N Selina Discussion 11
Noori Selina
Using R, build a regression model for data that interests you. Conduct residual analysis. Was the linear model appropriate? Why or why not?
I will be using the built in iris data set
data(iris)
head(iris)## Sepal.Length Sepal.Width Petal.Length Petal.Width Species
## 1 5.1 3.5 1.4 0.2 setosa
## 2 4.9 3.0 1.4 0.2 setosa
## 3 4.7 3.2 1.3 0.2 setosa
## 4 4.6 3.1 1.5 0.2 setosa
## 5 5.0 3.6 1.4 0.2 setosa
## 6 5.4 3.9 1.7 0.4 setosa# Build a linear regression model
iris_lm <- lm(Petal.Width ~ Sepal.Length + Sepal.Width, data = iris)# Conduct residual analysis
# Residual vs Fitted plot
plot(iris_lm, which = 1)
# Normal Q-Q plot
plot(iris_lm, which = 2)
# Scale-Location plot
plot(iris_lm, which = 3)
# Residuals vs Leverage plot
plot(iris_lm, which = 5)
# Summary of the linear model
summary(iris_lm)##
## Call:
## lm(formula = Petal.Width ~ Sepal.Length + Sepal.Width, data = iris)
##
## Residuals:
## Min 1Q Median 3Q Max
## -0.7231 -0.2973 -0.0566 0.1929 1.1088
##
## Coefficients:
## Estimate Std. Error t value Pr(>|t|)
## (Intercept) -1.56349 0.33911 -4.611 8.66e-06 ***
## Sepal.Length 0.72329 0.03876 18.659 < 2e-16 ***
## Sepal.Width -0.47872 0.07364 -6.501 1.17e-09 ***
## ---
## Signif. codes: 0 '***' 0.001 '**' 0.01 '*' 0.05 '.' 0.1 ' ' 1
##
## Residual standard error: 0.3891 on 147 degrees of freedom
## Multiple R-squared: 0.7429, Adjusted R-squared: 0.7394
## F-statistic: 212.4 on 2 and 147 DF, p-value: < 2.2e-16The linear regression model built using the iris dataset indicates that both sepal length and width significantly influence petal width (p < 0.001).

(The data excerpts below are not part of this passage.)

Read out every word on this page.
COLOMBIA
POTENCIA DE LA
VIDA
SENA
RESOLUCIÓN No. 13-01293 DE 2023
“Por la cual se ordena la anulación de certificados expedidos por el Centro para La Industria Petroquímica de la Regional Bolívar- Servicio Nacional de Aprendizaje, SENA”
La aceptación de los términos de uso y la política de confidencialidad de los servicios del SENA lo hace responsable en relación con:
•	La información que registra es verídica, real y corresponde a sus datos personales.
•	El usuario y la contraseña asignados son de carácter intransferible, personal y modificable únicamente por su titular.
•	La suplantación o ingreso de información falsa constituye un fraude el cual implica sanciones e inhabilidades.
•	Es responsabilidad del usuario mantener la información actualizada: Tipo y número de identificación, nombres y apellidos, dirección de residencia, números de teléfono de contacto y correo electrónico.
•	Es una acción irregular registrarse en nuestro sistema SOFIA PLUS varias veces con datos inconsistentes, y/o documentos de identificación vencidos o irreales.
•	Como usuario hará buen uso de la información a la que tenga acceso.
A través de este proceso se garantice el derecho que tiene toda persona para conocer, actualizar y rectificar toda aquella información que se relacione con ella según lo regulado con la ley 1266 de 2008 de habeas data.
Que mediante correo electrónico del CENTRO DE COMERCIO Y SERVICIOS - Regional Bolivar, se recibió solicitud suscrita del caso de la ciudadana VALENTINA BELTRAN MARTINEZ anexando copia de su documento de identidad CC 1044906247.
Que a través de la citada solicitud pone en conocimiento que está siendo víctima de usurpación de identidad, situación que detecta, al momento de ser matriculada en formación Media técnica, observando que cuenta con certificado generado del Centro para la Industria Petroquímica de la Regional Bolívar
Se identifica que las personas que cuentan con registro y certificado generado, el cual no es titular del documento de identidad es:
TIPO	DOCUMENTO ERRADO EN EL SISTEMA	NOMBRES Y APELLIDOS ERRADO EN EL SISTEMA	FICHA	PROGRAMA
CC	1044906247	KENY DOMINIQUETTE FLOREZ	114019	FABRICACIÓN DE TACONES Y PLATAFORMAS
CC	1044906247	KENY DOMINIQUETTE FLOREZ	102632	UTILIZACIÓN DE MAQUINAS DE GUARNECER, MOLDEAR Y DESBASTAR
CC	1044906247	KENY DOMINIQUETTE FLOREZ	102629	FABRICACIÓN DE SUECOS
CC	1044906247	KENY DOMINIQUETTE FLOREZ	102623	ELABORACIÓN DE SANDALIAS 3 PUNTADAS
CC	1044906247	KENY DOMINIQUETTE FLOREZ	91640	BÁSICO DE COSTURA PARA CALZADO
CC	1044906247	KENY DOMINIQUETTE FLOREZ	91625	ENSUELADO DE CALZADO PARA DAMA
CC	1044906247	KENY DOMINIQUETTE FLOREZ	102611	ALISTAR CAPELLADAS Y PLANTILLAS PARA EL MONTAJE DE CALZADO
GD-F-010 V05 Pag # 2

The model explains approximately 74% of the variability in petal width (adjusted R-squared = 0.7394), suggesting a good fit to the data. Residual analysis suggests that the model assumptions are met, with no apparent patterns in the residuals. Therefore, the linear model appears appropriate for predicting petal width based on sepal characteristics.